As árvores se tornam mais próximas e cheias. Diminuímos o ritmo, ele me abraça forte, não sinto medo algum da solidão que nos envolve, jovens e belos. Brincamos, sorrimos e bailamos entre as árvores, celebremos a vida! Ele me abraça contra uma árvore, me beija, me aperta e se entrega a mim. Arranho suas costas por baixo da camisa, tiro o espartilho enquanto ele abre meu vestido, seu sobre tudo vai ao chão. Ele baixa a alça esquerda do meu vestido e contempla.
Meu seio branco que reflete o azul da lua.

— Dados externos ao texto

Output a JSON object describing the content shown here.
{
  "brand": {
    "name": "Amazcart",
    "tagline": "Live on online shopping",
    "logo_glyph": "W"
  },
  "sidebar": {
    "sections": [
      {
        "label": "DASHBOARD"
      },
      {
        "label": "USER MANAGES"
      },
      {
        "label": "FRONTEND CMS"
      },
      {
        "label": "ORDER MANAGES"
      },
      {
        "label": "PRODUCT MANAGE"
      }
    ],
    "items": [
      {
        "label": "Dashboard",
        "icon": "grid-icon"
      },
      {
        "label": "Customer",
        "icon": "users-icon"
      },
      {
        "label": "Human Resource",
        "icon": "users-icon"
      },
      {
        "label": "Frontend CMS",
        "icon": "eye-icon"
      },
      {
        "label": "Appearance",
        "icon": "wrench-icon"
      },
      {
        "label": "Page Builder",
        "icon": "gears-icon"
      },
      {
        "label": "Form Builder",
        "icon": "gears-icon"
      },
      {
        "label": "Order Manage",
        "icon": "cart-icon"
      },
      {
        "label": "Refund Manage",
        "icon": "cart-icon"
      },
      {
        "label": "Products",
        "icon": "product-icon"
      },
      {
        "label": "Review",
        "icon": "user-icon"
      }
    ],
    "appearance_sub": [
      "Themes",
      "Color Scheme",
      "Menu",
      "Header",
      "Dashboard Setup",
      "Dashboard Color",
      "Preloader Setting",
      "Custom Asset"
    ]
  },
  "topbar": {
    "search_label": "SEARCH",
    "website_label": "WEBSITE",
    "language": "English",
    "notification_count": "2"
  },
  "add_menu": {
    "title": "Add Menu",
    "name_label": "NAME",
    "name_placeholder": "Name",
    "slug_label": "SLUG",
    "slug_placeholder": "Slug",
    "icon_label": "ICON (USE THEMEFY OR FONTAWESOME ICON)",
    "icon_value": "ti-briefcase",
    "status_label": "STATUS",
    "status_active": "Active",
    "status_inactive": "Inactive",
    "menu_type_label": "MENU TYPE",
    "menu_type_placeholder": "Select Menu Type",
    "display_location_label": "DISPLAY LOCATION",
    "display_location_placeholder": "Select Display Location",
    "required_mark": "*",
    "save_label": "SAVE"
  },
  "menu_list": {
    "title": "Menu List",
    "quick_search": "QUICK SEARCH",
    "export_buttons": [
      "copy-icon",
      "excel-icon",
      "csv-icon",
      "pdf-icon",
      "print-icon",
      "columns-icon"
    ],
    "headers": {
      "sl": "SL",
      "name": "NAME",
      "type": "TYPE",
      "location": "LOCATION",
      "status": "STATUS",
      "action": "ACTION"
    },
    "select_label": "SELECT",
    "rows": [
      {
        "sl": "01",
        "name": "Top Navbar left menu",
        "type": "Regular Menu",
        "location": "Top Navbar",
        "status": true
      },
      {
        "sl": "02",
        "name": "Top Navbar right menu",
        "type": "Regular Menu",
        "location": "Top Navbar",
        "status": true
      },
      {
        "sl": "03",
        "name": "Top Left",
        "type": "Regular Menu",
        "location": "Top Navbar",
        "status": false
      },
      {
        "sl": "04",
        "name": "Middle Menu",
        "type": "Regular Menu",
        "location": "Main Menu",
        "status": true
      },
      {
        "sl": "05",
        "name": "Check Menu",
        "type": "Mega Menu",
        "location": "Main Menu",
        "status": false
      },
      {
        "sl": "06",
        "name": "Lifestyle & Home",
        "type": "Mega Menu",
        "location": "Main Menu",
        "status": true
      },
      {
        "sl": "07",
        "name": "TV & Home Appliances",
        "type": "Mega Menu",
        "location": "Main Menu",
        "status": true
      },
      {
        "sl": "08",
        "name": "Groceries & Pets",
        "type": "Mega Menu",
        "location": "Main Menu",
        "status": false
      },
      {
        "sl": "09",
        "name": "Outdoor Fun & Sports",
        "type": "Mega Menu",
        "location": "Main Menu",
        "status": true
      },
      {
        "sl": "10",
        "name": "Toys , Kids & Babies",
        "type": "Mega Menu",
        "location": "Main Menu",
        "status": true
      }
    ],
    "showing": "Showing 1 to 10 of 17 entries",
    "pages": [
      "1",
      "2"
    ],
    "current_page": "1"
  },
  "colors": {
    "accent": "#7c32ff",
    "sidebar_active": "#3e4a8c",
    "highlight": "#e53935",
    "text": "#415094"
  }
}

O peito aberto, o coração estático, exposto. Minha pele ganha um tom cada vez mais antigo, minha carne apodrecida cola aos ossos. Atrofio por inteira. Meus olhos se retraem para as órbitas. Oh Deus, os olhos não... Por favor, deixe-me ter ao menos esse traço de humanidade! Ao fim, estou novamente em minha degradante e arcaica forma original, tão repugnante que me escondo ao máximo por trás das sombras e dos cabelos velhos e brancos que me vão até os pés.
O rapaz olha o terrível espetáculo em choque demais pra fugir.
Não quero machuca-lo assim meu amor!
“Eu sou a tua morte
E lhe quero bem
Esqueça o mundo”
Sussurro-lhe ao ouvido. E com as órbitas vazias expelindo desconsoladamente aquela substância escura (E acredite, eu realmente gostaria de ter ficado com os olhos e poder chorar como os belos anjos humanos) e um verme corroendo-me o coração, beijo a boca sensual e retiro aquilo de vida que o espanto ainda não levara. Aperto seu doce corpo inerte contra o meu, não quero deixar tão bela escultura voltar ao pó. Não quero.
Nota adicional: Aquele corpo continha uma alma de pássaro, que se foi voando assim logo que retirei sua vida, separando matéria e substância. Alma tão bela e atraente quanto o corpo ao qual terror e despreparo para a minha visão cara a cara, encolheu a torna-la quase invisível a olho nu.”
Torno a dobrar aquelas folhas sépia e guardo no buraco em meu peito. Esse encontro ocorreu há muitos e muitos anos e nunca mais tornei a ver invólucro tão bem esculpido no mármore da carne, nem encontrei aquela alma doce e tão singular em qualquer canto de nenhum dos continentes ou mares da Terra. Mas eu a Morte, nunca esquecerei aquele breve encontro e o verme que começou a corroer-me aquela noite, inda suga a energia dos meus ossos sobrenaturais.
Noite após noite, a Morte também ama.